Jet Li has made his last Martial Arts epic. Whilst I am not here to rag on his acting talents as a surprising number reviewers do, one wonders what the USP of a martial artsless Jet Li will be. So let’s just say that Fearless might be Jet Li’s last big Hong Kong martial arts movie and be done with it. It certainly doesn’t stop Li from throwing his all into this picture. And in its story of an inspirational martial artist whose honour and ability brought pride back to the Chinese, one cannot help seeing a few flattering parallels with Li himself. Apart from his occasional turns as a villain for Hollywood*, his career has been playing gentle battlers.

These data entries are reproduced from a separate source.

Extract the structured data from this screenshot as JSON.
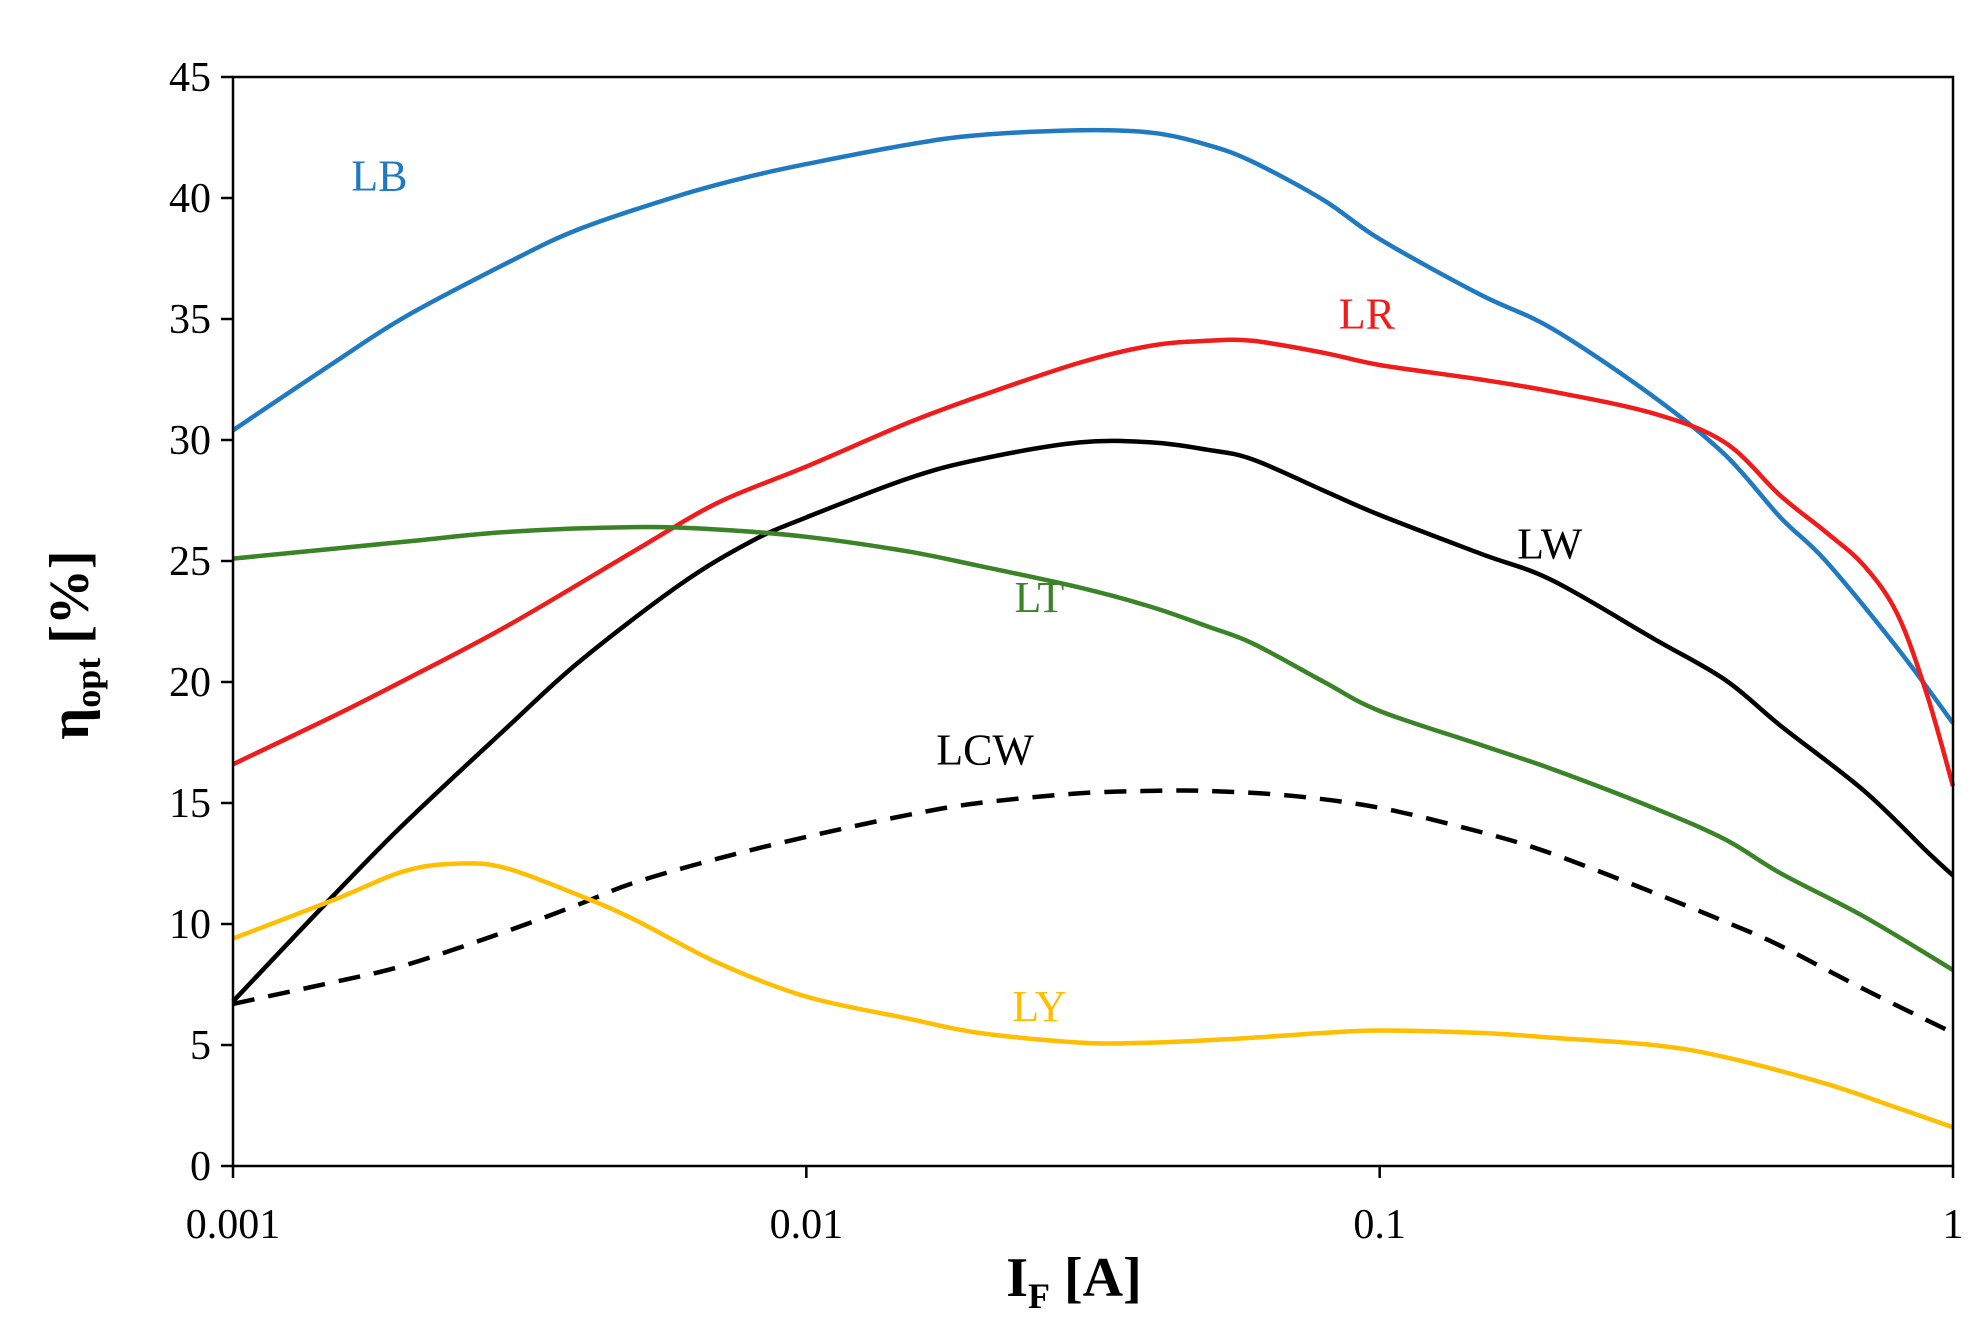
{
  "chart_data": {
    "type": "line",
    "title": "",
    "xscale": "log",
    "xlim": [
      0.001,
      1
    ],
    "ylim": [
      0,
      45
    ],
    "xticks": [
      0.001,
      0.01,
      0.1,
      1
    ],
    "xtick_labels": [
      "0.001",
      "0.01",
      "0.1",
      "1"
    ],
    "yticks": [
      0,
      5,
      10,
      15,
      20,
      25,
      30,
      35,
      40,
      45
    ],
    "ytick_labels": [
      "0",
      "5",
      "10",
      "15",
      "20",
      "25",
      "30",
      "35",
      "40",
      "45"
    ],
    "xlabel": {
      "main": "I",
      "sub": "F",
      "unit": " [A]"
    },
    "ylabel": {
      "main": "η",
      "sub": "opt",
      "unit": " [%]"
    },
    "grid": false,
    "series": [
      {
        "name": "LB",
        "color": "#1F7AC2",
        "dash": "solid",
        "label_at": [
          0.0018,
          40.3
        ],
        "points": [
          [
            0.001,
            30.4
          ],
          [
            0.0015,
            33.2
          ],
          [
            0.002,
            35.1
          ],
          [
            0.003,
            37.3
          ],
          [
            0.004,
            38.7
          ],
          [
            0.006,
            40.1
          ],
          [
            0.008,
            40.9
          ],
          [
            0.01,
            41.4
          ],
          [
            0.015,
            42.2
          ],
          [
            0.02,
            42.6
          ],
          [
            0.03,
            42.8
          ],
          [
            0.04,
            42.7
          ],
          [
            0.05,
            42.2
          ],
          [
            0.06,
            41.5
          ],
          [
            0.08,
            39.9
          ],
          [
            0.1,
            38.3
          ],
          [
            0.15,
            36.0
          ],
          [
            0.2,
            34.6
          ],
          [
            0.3,
            31.8
          ],
          [
            0.4,
            29.4
          ],
          [
            0.5,
            26.8
          ],
          [
            0.6,
            25.0
          ],
          [
            0.8,
            21.4
          ],
          [
            1.0,
            18.3
          ]
        ]
      },
      {
        "name": "LR",
        "color": "#F01C1C",
        "dash": "solid",
        "label_at": [
          0.095,
          34.6
        ],
        "points": [
          [
            0.001,
            16.6
          ],
          [
            0.0015,
            18.6
          ],
          [
            0.002,
            20.1
          ],
          [
            0.003,
            22.3
          ],
          [
            0.005,
            25.4
          ],
          [
            0.007,
            27.4
          ],
          [
            0.01,
            28.9
          ],
          [
            0.015,
            30.7
          ],
          [
            0.02,
            31.8
          ],
          [
            0.03,
            33.2
          ],
          [
            0.04,
            33.9
          ],
          [
            0.05,
            34.1
          ],
          [
            0.06,
            34.1
          ],
          [
            0.08,
            33.6
          ],
          [
            0.1,
            33.1
          ],
          [
            0.15,
            32.5
          ],
          [
            0.2,
            32.0
          ],
          [
            0.3,
            31.1
          ],
          [
            0.4,
            29.9
          ],
          [
            0.5,
            27.7
          ],
          [
            0.6,
            26.2
          ],
          [
            0.7,
            24.8
          ],
          [
            0.8,
            22.8
          ],
          [
            0.9,
            19.5
          ],
          [
            1.0,
            15.7
          ]
        ]
      },
      {
        "name": "LW",
        "color": "#000000",
        "dash": "solid",
        "label_at": [
          0.198,
          25.1
        ],
        "points": [
          [
            0.001,
            6.8
          ],
          [
            0.0015,
            11.2
          ],
          [
            0.002,
            14.2
          ],
          [
            0.003,
            18.1
          ],
          [
            0.004,
            20.8
          ],
          [
            0.006,
            24.0
          ],
          [
            0.008,
            25.8
          ],
          [
            0.01,
            26.8
          ],
          [
            0.015,
            28.4
          ],
          [
            0.02,
            29.2
          ],
          [
            0.03,
            29.9
          ],
          [
            0.04,
            29.9
          ],
          [
            0.05,
            29.6
          ],
          [
            0.06,
            29.2
          ],
          [
            0.08,
            27.9
          ],
          [
            0.1,
            26.9
          ],
          [
            0.15,
            25.3
          ],
          [
            0.2,
            24.2
          ],
          [
            0.3,
            21.8
          ],
          [
            0.4,
            20.1
          ],
          [
            0.5,
            18.2
          ],
          [
            0.7,
            15.5
          ],
          [
            0.9,
            13.0
          ],
          [
            1.0,
            12.0
          ]
        ]
      },
      {
        "name": "LT",
        "color": "#3A8327",
        "dash": "solid",
        "label_at": [
          0.0255,
          22.9
        ],
        "points": [
          [
            0.001,
            25.1
          ],
          [
            0.002,
            25.8
          ],
          [
            0.003,
            26.2
          ],
          [
            0.005,
            26.4
          ],
          [
            0.007,
            26.3
          ],
          [
            0.01,
            26.0
          ],
          [
            0.015,
            25.4
          ],
          [
            0.02,
            24.8
          ],
          [
            0.03,
            23.9
          ],
          [
            0.04,
            23.1
          ],
          [
            0.05,
            22.3
          ],
          [
            0.06,
            21.6
          ],
          [
            0.08,
            20.0
          ],
          [
            0.1,
            18.8
          ],
          [
            0.15,
            17.4
          ],
          [
            0.2,
            16.4
          ],
          [
            0.3,
            14.8
          ],
          [
            0.4,
            13.5
          ],
          [
            0.5,
            12.1
          ],
          [
            0.7,
            10.3
          ],
          [
            1.0,
            8.1
          ]
        ]
      },
      {
        "name": "LCW",
        "color": "#000000",
        "dash": "dashed",
        "label_at": [
          0.0205,
          16.6
        ],
        "points": [
          [
            0.001,
            6.7
          ],
          [
            0.0015,
            7.6
          ],
          [
            0.002,
            8.3
          ],
          [
            0.003,
            9.7
          ],
          [
            0.004,
            10.8
          ],
          [
            0.005,
            11.7
          ],
          [
            0.007,
            12.7
          ],
          [
            0.01,
            13.6
          ],
          [
            0.015,
            14.5
          ],
          [
            0.02,
            15.0
          ],
          [
            0.03,
            15.4
          ],
          [
            0.04,
            15.5
          ],
          [
            0.05,
            15.5
          ],
          [
            0.07,
            15.3
          ],
          [
            0.1,
            14.8
          ],
          [
            0.15,
            13.8
          ],
          [
            0.2,
            12.9
          ],
          [
            0.3,
            11.3
          ],
          [
            0.4,
            10.1
          ],
          [
            0.5,
            9.1
          ],
          [
            0.7,
            7.3
          ],
          [
            1.0,
            5.5
          ]
        ]
      },
      {
        "name": "LY",
        "color": "#FFBE00",
        "dash": "solid",
        "label_at": [
          0.0255,
          6.0
        ],
        "points": [
          [
            0.001,
            9.4
          ],
          [
            0.0015,
            11.0
          ],
          [
            0.002,
            12.2
          ],
          [
            0.0025,
            12.5
          ],
          [
            0.003,
            12.3
          ],
          [
            0.004,
            11.2
          ],
          [
            0.005,
            10.2
          ],
          [
            0.007,
            8.4
          ],
          [
            0.01,
            7.0
          ],
          [
            0.015,
            6.1
          ],
          [
            0.02,
            5.5
          ],
          [
            0.03,
            5.1
          ],
          [
            0.04,
            5.1
          ],
          [
            0.06,
            5.3
          ],
          [
            0.08,
            5.5
          ],
          [
            0.1,
            5.6
          ],
          [
            0.15,
            5.5
          ],
          [
            0.2,
            5.3
          ],
          [
            0.3,
            5.0
          ],
          [
            0.4,
            4.5
          ],
          [
            0.6,
            3.4
          ],
          [
            0.8,
            2.4
          ],
          [
            1.0,
            1.6
          ]
        ]
      }
    ]
  }
}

Hollywood viewers will have missed his breezy comic timing which stems from this good humour, and in Fearless he is much more uncomfortable when his character has to be dislikeable. He might also be uncomfortable in those segments because he is clearly playing himself twenty years younger. And yet he cannot hide his age. We are not talking Jackie Chan “made of leather” yet, but he just doesn’t look in his mid twenties. And nothing is done to age him as he reaches his actual age. Fearless is a pretty good fun biopic, with some excellently staged and crunching fight scenes: but you can see why it might be his last. He isn’t young any more.
*Even in Lethal Weapon 4 you kind of hoped Li would smash Mel Gibson’s face in, just because he has a much better claim of being a Human Lethal Weapon.